In Kelo,
the Supreme Court ruled that it was constitutionally permissible
for the city government to take a group of working-class homes
from their owners and turn the parcel of land over to private
parties for the purpose of economic development. Kelo
thereby tapped into deep-rooted questions of money and class,
its result threatening to violate that most sacred of American
domains: the home.
The Kelo
decision is testament to the expanding use of police power by
the state for the advancement of private interests that are often
in cozy relationships with local municipal governments. To follow
the path of the takings locomotive that has chugged across this
country is to see how the meaning of private property has changed
in the United States from its original promise as a place of sanctuary
from outside interference to a contingent relationship in which
property is private and unmolested only at the sufferance of local
government.
Around the
nation, there are thousands of ordinary citizens whose lives have
been touched — and sometimes destroyed — by takings.
For decades, the takings locomotive was fueled by urban renewal
policies, now known by the more delicate term “urban revitalization”
(and no longer practiced in 1960s-style blunderbuss fashion).

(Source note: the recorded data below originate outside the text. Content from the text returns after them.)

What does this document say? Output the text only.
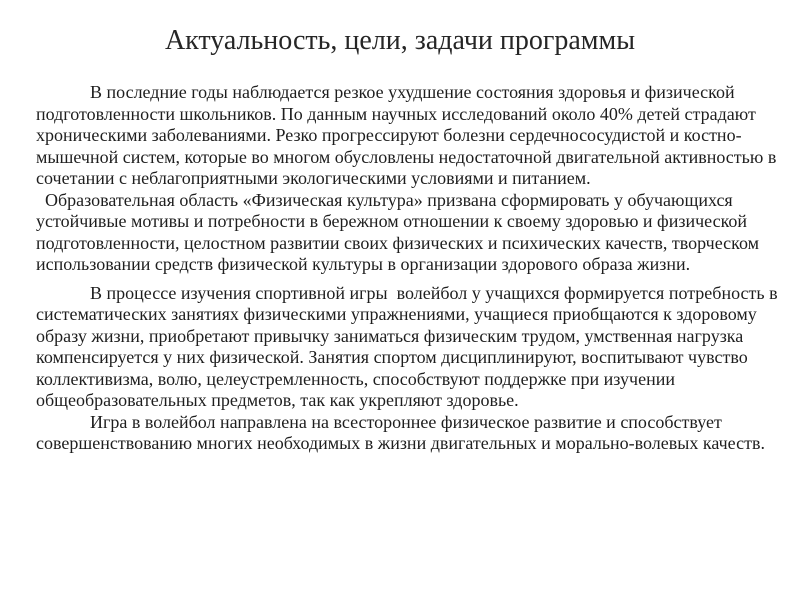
Актуальность, цели, задачи программы

В последние годы наблюдается резкое ухудшение состояния здоровья и физической подготовленности школьников. По данным научных исследований около 40% детей страдают хроническими заболеваниями. Резко прогрессируют болезни сердечнососудистой и костно-мышечной систем, которые во многом обусловлены недостаточной двигательной активностью в сочетании с неблагоприятными экологическими условиями и питанием.

Образовательная область «Физическая культура» призвана сформировать у обучающихся устойчивые мотивы и потребности в бережном отношении к своему здоровью и физической подготовленности, целостном развитии своих физических и психических качеств, творческом использовании средств физической культуры в организации здорового образа жизни.

В процессе изучения спортивной игры  волейбол у учащихся формируется потребность в систематических занятиях физическими упражнениями, учащиеся приобщаются к здоровому образу жизни, приобретают привычку заниматься физическим трудом, умственная нагрузка компенсируется у них физической. Занятия спортом дисциплинируют, воспитывают чувство коллективизма, волю, целеустремленность, способствуют поддержке при изучении общеобразовательных предметов, так как укрепляют здоровье.

Игра в волейбол направлена на всестороннее физическое развитие и способствует совершенствованию многих необходимых в жизни двигательных и морально-волевых качеств.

But the Kelo case was fueled by a different type of fervor,
and one with far greater potential for mischief in the twenty-first
century: economic development. The homes of the petitioners in
Kelo were marked for eminent domain not because they
were blighted, but because they stood in the way of the city’s
plan to increase its tax base and jazz up what officials saw as
a depressed waterfront in their town.
Citizens
who had been the targets of economic development takings projects
long in the works before the Kelo decision suddenly found
the vocabulary they had lacked to express their anger. The Kelo
case, covered in depth by the media, crystallized the often Byzantine
nature of condemnation proceedings for the homeowners caught up
in them. Armed with a clearer understanding of what had befallen
them and an outlet for their outrage, they have been hitting the
streets in protest. Even Justice John Paul Stevens, who authored
the majority opinion in Kelo, said in a speech before
a bar association meeting in August that he personally regretted
the Kelo decision but had felt compelled to rule against
the homeowners, based on precedent.
What has
emerged from the ashes of the Kelo ruling is the rarest
of political birds, a Supreme Court Phoenix — a case that
lives on in political consciousness. If the Phoenix rises high
enough, it may result in state laws and a federal statute that
could render the Supreme Court ruling moot.
High
Court Blessing
In the Kelo
case, the high court ruled against 15 homeowners from a working-class
neighborhood in Connecticut, giving federal constitutional blessing
to what has become standard practice in a number of states for
many years (though expressly rejected in others). What it has
come down to is this: You may rest easy by your hearth (or behind
the cash register of your business establishment) so long as the
municipality in which it sits has not gotten a notion in its collective
head that your property would raise more tax revenue by being
taken in condemnation and given to a private developer, who would
then raze it to build what the local government deems necessary
in the name of economic development.
And lest
you imagine that the project for which your home or business could
be torn down would be something of great public purpose, such
as a hospital, a school, or a missile silo, think again. It is
far more likely, given the current pattern of economic development
takings in this country, that your home or business would be replaced
by a spate of condominiums, with an office park, a marina, and
a big-box retail store thrown in — all of them built, operated
for profit, and owned by private parties.
When your
business is taken, you will be compensated primarily for the value
of the real estate on which it sits and the “fixtures”
inside; you may kiss goodbye the value of assets such as licenses,
goodwill, location, customers, and most other intangibles. If
you are a homeowner, you will get the value of your home at the
time the condemnation made it virtually impossible to sell (and,
if you’re lucky, moving expenses). You will not be given
a dime to compensate you for the subjective value of your home
— that is, your emotional attachment to it. Nor will you
reap the windfall that will come with the revitalization of the
neighborhood; you’ll be long gone by then. That bounty will
be enjoyed by the folks who buy the condominiums to be built on
the land you once, so to speak, owned.
Since most
eminent domain proceedings are brought in state courts, there
are no official tallies of how many such cases there have been
or how many properties have been involved. Perhaps because it
is a round number — and a rather dramatic one — the
figure of 10,000 has been cited many times in the press to describe
the total number of homes actually taken in economic development
takings. As far as we can know, this appears to be wrong; nevertheless,
the figure has taken on a life of its own. According to numbers
published by Washington’s Institute for Justice, the libertarian
advocacy organization that represented the Kelo petitioners,
eminent domain was threatened in connection with 10,000 properties
and actually used in connection with 3,717 properties between
1998 and 2002; we don’t know how many of those were economic
development takings. Pennsylvania tops the list at 2,517 proceedings
filed. (That’s for all types of eminent domain cases —
including cases based on “blight,” another popular
way to take private property and engineer the development of cities.